Despite the increased risk of incidence and death seen in Black patients, White patients are often overrepresented in clinical cancer trials, hindering investigators' progress in identifying reasons for these disparities.
This developed the rationale for the meta-analysis, with researchers from the USC Center for Genetic Epidemiology, as well as the Institute for Cancer Research in London, United Kingdom, striving to identify the reasons for these disparities. Investigators compiled data from the majority of global genomic prostate cancer studies, including 234,253 men of different races and ethnicities from the United States, United Kingdom, Sweden, Japan, and Ghana, consisting of 107,247 cases and 127,006 controls.

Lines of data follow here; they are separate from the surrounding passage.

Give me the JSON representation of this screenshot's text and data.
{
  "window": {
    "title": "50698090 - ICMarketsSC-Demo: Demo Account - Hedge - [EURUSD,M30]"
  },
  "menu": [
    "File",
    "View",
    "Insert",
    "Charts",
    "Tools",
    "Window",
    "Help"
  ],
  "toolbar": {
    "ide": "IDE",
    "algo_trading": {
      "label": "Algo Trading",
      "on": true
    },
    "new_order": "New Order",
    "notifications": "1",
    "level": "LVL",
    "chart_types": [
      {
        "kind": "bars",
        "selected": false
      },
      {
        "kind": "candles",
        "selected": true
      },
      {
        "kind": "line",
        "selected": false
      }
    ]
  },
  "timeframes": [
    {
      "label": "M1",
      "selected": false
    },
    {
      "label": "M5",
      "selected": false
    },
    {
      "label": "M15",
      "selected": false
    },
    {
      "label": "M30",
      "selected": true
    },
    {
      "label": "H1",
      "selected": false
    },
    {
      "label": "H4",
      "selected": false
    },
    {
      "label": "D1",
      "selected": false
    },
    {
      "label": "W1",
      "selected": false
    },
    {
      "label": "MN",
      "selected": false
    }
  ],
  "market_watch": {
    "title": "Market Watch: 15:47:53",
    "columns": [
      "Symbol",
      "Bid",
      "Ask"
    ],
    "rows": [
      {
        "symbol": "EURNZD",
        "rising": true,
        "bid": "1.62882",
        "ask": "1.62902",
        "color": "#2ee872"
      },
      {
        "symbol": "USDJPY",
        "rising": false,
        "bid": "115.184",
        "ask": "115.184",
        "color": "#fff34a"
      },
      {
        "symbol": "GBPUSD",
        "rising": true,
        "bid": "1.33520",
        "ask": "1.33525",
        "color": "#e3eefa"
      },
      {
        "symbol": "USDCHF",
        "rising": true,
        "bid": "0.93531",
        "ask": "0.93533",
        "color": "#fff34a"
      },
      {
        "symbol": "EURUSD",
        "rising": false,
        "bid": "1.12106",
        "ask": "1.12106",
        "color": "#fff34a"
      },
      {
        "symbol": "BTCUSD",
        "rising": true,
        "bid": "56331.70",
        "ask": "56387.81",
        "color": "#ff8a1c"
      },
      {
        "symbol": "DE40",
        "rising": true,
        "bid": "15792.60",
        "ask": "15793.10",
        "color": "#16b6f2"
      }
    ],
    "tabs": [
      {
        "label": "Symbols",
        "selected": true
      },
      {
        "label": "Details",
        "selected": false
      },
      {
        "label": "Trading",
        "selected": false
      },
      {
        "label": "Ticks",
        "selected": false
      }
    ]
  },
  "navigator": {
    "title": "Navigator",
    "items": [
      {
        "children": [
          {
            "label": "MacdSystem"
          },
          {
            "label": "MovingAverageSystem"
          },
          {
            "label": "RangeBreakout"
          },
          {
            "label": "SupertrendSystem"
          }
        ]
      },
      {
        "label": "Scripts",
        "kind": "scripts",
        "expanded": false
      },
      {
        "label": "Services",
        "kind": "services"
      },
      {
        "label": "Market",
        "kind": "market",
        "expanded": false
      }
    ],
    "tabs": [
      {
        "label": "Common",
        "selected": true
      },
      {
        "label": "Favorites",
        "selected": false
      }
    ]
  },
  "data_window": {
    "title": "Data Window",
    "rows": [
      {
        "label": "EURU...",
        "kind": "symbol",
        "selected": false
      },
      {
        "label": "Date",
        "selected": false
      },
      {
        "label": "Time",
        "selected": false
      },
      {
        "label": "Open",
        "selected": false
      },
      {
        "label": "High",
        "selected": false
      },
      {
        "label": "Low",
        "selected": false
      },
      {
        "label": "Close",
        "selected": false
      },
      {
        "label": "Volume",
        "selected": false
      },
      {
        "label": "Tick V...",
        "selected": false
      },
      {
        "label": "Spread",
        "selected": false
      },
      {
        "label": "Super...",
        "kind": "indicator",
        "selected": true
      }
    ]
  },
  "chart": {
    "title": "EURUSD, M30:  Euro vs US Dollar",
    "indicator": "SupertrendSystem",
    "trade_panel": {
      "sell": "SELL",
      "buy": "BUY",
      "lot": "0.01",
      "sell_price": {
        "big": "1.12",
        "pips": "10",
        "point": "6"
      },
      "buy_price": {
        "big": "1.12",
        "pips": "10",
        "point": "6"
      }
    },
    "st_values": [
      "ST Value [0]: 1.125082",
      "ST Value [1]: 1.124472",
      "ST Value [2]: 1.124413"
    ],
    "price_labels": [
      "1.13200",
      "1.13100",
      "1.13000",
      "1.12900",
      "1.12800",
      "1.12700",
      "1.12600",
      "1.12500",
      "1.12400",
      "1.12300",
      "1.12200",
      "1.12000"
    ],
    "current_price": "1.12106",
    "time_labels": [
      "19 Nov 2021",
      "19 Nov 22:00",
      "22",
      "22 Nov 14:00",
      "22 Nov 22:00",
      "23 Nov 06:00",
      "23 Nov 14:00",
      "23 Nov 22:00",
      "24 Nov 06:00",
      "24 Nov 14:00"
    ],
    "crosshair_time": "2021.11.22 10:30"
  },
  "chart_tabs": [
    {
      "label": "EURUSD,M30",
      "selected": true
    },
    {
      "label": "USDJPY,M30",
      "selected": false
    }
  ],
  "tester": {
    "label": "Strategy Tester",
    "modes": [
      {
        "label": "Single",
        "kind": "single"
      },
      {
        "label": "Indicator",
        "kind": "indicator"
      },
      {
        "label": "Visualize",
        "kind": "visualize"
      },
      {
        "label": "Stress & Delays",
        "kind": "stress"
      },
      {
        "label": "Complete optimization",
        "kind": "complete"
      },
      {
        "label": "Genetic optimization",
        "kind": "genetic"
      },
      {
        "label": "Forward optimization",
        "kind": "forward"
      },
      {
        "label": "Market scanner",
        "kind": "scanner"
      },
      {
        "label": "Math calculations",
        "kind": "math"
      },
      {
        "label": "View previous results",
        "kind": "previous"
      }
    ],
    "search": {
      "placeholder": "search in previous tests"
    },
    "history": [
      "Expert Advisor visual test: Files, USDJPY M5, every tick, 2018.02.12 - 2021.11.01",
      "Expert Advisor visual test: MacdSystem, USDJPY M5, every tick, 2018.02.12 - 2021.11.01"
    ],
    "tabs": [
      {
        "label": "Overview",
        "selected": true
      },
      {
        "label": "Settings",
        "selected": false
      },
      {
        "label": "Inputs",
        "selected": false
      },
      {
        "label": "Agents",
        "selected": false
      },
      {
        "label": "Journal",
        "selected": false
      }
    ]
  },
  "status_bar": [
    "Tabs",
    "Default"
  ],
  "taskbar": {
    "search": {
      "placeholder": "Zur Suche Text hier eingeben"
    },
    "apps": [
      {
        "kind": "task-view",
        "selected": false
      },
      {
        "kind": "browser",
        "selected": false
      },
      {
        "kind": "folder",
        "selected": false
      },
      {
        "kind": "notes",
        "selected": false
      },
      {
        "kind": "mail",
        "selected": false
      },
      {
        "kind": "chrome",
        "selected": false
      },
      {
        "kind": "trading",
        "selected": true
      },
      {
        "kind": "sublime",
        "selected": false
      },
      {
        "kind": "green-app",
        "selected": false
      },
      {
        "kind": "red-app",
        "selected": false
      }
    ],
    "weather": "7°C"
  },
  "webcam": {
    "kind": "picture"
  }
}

In what is considered the largest and most diverse genetic prostate cancer analysis, findings point toward genetics playing a role in the disparities seen across different racial groups, which could possibly help physicians apply precision medicine to early prostate cancer detection in the future.
“Our long-term objective is to develop a genetic risk score that can be used to determine a man’s risk of developing prostate cancer,” said Haiman. “Men at higher risk may benefit from earlier and more frequent screening, so the disease can be identified when it’s more treatable.”

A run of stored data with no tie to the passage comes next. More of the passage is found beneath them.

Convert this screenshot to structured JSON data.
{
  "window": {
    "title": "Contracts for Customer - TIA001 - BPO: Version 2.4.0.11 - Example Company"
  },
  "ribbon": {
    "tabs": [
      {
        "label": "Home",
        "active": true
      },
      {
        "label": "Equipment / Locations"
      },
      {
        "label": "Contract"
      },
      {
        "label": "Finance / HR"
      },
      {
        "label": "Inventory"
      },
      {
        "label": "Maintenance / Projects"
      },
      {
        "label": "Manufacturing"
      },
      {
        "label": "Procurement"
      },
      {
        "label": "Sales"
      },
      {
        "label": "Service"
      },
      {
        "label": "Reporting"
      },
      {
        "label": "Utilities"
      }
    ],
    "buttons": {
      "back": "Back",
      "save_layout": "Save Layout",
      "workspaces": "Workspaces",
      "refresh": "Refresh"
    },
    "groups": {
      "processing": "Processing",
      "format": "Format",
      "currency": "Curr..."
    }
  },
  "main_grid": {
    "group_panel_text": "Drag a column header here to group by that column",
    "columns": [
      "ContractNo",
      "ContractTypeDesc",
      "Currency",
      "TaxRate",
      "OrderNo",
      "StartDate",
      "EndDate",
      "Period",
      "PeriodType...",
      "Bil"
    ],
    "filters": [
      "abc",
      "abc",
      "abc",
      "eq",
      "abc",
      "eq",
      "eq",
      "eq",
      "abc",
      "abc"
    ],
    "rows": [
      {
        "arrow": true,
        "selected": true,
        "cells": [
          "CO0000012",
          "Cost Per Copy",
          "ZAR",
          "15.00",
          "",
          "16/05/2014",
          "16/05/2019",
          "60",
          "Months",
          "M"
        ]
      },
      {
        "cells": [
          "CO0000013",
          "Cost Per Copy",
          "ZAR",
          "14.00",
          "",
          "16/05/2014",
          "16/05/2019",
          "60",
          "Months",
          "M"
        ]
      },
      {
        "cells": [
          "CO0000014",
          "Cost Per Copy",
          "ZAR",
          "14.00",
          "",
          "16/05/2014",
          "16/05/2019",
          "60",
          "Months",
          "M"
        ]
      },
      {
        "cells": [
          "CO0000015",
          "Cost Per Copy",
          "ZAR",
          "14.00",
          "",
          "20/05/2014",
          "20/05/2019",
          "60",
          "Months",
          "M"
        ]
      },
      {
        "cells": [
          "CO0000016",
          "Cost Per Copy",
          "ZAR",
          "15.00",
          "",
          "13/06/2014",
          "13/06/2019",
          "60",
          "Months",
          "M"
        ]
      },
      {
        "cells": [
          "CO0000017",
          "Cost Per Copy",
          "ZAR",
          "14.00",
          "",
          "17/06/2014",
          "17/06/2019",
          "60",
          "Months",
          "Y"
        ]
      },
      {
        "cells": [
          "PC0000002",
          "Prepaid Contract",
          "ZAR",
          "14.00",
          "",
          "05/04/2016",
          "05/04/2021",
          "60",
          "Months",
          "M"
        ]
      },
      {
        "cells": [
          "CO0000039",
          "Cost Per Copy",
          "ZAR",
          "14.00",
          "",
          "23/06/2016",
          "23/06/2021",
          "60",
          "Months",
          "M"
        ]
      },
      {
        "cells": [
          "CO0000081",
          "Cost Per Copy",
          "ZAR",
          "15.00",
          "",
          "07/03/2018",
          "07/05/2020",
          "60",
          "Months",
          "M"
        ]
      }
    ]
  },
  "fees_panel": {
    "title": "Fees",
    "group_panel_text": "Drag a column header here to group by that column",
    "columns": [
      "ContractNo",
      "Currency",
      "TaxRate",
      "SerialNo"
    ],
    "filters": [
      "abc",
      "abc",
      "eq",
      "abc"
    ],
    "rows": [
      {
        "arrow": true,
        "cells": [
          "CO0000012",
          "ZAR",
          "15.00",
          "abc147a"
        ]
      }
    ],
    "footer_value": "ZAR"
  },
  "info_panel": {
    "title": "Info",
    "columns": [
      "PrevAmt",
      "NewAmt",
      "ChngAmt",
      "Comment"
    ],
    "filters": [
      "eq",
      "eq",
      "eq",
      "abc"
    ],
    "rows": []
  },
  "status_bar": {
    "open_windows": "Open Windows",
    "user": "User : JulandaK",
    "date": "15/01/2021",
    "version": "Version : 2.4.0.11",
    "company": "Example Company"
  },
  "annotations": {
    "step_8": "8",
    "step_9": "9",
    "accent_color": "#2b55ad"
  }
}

Current prostate cancer screening guidelines recommend that men aged 55 years or older with average risk undergo prostate-specific antigen (PSA) testing. Though high PSA levels are indicative of prostate cancer, this method typically detects more indolent tumors, leading to unnecessary treatment, according to investigators.
Additionally, investigators believe that GRS could help to guide more selective PSA testing by helping to identify patients who are at a higher risk for prostate cancer, potentially including high-risk patients younger than 55 years old. A larger clinical trial is needed in order to better translate these findings into improved early prostate cancer detection, investigators noted.
“Most [importantly], unlike previous screening trials, this [study] would need to be more representative of the diversity we see in the world,” Haiman concluded. “No population should get left behind.”